When faced with a hard decision, you should:

  1. Frame the Question and Define the Conflict: Clarify the issue at hand. Do not confuse being involved in a decision with being accountable. Take emotion or personal dynamics out of the equation to reach the most exact line of thought on the decision at hand.
  2. Explore All Options, Especially the Uncomfortable Ones: Map out all plausible avenues. Listing all of them– even those that seem far fetched– allows for the most informed ability to select the best route forward.
  3. Gather the Information You Need: Try to understand both what you know and what you don’t know about a decision. Lean into reliable, verifiable facts to do so. Identifying and addressing information gaps is key to making an assured decision.
  4. Surface Values and Principles: Every decision you make reflects a set of values, consciously or not. SO: understand your bedrock values. Naming them gives structure to your reasoning. It helps you self-articulate not only the choice itself, but why you felt right in making it.
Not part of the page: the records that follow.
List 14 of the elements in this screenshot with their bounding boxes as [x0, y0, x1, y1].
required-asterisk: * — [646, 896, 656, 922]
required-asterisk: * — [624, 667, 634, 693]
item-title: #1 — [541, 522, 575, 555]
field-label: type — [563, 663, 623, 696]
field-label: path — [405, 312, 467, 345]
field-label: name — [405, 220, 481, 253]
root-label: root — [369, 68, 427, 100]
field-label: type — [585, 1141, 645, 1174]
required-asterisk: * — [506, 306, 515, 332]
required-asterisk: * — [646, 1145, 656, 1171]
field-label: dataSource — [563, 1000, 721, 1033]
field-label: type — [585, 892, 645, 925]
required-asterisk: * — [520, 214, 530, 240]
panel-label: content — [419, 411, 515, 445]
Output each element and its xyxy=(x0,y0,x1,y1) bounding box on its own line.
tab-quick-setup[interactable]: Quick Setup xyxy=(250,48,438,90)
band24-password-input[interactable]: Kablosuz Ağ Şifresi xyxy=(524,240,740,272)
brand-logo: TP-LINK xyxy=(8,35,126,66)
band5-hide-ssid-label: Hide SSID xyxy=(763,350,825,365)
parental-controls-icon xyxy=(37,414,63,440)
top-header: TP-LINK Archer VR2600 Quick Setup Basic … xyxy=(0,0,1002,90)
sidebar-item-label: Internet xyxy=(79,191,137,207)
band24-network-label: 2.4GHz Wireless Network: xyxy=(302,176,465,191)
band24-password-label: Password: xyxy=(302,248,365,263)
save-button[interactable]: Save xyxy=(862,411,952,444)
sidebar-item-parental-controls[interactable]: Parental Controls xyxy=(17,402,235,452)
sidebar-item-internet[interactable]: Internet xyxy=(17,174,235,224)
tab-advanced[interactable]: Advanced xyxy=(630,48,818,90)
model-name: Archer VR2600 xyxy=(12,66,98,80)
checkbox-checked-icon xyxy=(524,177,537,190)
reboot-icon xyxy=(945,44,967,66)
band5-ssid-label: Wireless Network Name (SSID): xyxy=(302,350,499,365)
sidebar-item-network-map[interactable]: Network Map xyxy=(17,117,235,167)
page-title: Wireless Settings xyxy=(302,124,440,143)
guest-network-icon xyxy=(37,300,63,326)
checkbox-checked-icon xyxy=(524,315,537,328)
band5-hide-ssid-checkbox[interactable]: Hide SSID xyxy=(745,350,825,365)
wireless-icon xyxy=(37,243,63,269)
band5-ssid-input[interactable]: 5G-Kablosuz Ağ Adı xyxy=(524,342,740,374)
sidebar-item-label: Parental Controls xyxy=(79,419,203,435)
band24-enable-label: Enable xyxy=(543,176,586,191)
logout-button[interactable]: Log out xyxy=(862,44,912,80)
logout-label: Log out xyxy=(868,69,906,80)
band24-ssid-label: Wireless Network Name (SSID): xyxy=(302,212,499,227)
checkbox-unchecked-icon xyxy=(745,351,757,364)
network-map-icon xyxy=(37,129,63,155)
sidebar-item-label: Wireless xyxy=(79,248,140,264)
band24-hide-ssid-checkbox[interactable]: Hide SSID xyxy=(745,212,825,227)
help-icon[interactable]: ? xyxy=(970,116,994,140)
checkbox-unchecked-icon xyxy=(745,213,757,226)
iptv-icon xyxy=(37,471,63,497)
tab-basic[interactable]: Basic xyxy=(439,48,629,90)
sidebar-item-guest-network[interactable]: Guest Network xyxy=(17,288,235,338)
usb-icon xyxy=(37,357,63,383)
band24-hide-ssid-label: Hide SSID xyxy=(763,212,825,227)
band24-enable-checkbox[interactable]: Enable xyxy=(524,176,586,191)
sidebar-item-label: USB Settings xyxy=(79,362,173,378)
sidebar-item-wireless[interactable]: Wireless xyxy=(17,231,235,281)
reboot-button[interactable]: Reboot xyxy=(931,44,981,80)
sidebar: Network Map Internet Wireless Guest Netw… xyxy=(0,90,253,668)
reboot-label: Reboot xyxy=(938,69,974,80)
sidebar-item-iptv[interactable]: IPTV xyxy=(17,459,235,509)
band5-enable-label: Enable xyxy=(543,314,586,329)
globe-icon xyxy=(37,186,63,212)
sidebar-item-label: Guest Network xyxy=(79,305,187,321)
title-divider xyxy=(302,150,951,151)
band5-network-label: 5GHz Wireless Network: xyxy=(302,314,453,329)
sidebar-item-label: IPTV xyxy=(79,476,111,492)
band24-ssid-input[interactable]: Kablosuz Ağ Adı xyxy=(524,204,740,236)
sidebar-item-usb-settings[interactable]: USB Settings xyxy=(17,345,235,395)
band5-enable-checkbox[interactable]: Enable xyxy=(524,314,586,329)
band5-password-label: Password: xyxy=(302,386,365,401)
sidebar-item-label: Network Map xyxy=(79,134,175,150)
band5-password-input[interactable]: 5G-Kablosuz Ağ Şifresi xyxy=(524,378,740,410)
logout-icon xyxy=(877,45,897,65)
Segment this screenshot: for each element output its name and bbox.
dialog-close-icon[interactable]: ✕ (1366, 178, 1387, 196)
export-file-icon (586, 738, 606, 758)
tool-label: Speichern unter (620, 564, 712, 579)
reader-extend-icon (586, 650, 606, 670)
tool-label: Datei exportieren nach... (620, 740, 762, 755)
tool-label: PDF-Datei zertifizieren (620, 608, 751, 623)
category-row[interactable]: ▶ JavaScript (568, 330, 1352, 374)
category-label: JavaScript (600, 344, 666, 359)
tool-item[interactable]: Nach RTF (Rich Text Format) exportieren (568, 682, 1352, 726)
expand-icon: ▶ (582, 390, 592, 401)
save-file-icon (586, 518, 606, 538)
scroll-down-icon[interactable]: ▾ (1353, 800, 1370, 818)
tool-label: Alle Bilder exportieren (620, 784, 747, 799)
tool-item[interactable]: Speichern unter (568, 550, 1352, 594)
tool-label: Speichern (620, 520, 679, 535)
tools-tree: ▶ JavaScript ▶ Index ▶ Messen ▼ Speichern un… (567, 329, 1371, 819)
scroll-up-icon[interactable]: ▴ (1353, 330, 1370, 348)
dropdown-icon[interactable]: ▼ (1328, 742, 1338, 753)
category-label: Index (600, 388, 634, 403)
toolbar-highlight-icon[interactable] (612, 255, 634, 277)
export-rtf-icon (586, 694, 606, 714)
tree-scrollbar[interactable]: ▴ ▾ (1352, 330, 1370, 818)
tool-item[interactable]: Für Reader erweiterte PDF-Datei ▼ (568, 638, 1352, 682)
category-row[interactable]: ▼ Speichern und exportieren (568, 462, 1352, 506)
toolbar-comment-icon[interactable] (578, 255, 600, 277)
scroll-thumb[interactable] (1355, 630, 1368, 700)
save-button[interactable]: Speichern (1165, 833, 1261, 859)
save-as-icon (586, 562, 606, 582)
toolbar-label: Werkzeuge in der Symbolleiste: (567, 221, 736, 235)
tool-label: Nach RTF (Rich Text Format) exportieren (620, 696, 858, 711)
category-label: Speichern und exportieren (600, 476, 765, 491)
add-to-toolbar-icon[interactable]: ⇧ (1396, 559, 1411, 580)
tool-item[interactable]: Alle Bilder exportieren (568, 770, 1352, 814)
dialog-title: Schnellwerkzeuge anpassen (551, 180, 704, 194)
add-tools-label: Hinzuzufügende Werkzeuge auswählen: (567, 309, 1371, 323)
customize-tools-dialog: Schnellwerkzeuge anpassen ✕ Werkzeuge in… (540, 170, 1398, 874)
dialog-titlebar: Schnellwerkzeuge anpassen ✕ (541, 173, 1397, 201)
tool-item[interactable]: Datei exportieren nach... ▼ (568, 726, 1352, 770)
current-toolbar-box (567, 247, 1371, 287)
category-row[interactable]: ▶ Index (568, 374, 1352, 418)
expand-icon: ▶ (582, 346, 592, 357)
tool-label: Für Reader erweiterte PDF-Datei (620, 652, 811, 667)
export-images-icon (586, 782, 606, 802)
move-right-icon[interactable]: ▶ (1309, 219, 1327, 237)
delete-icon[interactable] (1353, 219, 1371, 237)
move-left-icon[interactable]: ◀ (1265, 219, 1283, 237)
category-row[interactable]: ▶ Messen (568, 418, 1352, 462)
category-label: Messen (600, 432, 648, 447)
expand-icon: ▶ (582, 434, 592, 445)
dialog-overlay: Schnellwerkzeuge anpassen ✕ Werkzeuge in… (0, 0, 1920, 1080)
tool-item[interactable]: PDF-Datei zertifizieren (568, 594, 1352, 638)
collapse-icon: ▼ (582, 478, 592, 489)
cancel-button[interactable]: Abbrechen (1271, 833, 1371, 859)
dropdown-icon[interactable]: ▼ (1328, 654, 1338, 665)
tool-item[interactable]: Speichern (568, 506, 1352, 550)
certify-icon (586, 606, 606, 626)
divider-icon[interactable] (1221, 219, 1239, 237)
  5. Seek Out Other Perspectives: Pursue the knowledge & experience of others. Be honest with yourself about your blind spots or biases that may influence your decision-making process, and go to those that you think may help overcome those gaps.
  6. Deliberate and Justify Your Choice: Reflect, build lists, and make a deliberative decision: one you can explain, stand behind, and live with. This is what will allow you to make decisions with intention.